Sa voix trembla sur ses derniers mots. Je sus pourquoi lorsqu'elle reprit :

— J'ai compris, Nathan. J'ai compris l'horreur de voir la personne qu'on aime le plus sur le point d'être tuée sans qu'on puisse rien y faire. J'ai ressenti la terreur de survivre à Dylan et j'ai acquis la certitude de ne plus jamais vouloir vivre ça. Je le protégerai tout comme je te protégerai, toi. Parce que je t'aime.

Ma gorge se serra sous la force des larmes que j'aurais aimé verser. Je basculai la tête en arrière et la calai sur l'épaule de Donna.

— C'est ce que tu as ressenti aussi devant chaque horreur de ta vie, pas vrai ? me demanda-t-elle. La certitude d'épargner aux autres toute cette souffrance ?

Je ne répondis pas. J'en étais incapable. À la place, j'attrapai délicatement ses poignets pour saisir la réalité de sa présence bienveillante au-dessus de moi.

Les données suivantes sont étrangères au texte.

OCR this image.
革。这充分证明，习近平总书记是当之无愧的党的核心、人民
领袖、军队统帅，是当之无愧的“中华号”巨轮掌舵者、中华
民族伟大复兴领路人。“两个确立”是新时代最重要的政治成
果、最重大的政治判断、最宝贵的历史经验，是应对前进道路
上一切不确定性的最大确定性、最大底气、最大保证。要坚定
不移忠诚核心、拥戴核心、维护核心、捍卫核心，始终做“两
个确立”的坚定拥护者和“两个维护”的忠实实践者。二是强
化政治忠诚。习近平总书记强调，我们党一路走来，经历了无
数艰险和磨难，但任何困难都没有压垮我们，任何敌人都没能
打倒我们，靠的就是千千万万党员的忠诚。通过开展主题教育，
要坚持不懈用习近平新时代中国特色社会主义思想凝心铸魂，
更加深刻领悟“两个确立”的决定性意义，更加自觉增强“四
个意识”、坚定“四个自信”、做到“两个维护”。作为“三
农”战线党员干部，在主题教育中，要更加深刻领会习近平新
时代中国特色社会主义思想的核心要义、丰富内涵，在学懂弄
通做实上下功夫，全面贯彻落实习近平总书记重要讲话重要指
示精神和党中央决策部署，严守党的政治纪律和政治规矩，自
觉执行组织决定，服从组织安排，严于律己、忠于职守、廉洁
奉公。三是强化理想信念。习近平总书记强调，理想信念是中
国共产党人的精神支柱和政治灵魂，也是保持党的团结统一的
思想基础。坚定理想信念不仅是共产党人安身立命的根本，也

— Si Dieu t'a testé en te prenant Père Luc, c'est peut-être parce qu'il aura besoin de ta foi indéfectible pour affronter ce qui arrive... En tout cas je te promets une chose, Nathan : je ne t'abandonnerai pas. Même si Dieu te prive de pouvoirs, même si l'Enfer s'ouvre sous tes pieds, je serai là pour t'empêcher de tomber et pour te redonner courage quand tu douteras. Que tu le veuilles ou non, tu n'es plus seul. Que tu le veuilles ou non, l'endroit le plus sûr pour nous, à présent, c'est à tes côtés.

Mes doigts se resserrèrent malgré moi sur Donna. Tandis que des larmes silencieuses m'échappaient, mon cœur un peu soulagé libéra des bribes de pouvoir divin qui s'enroulèrent autour de ses mains pour en guérir chaque blessure. En fermant les yeux, je sentis mon amie déposer sur mon front un baiser léger. Jamais la paix n'avait revêtu plus beau visage que celui de cet ange penché sur moi.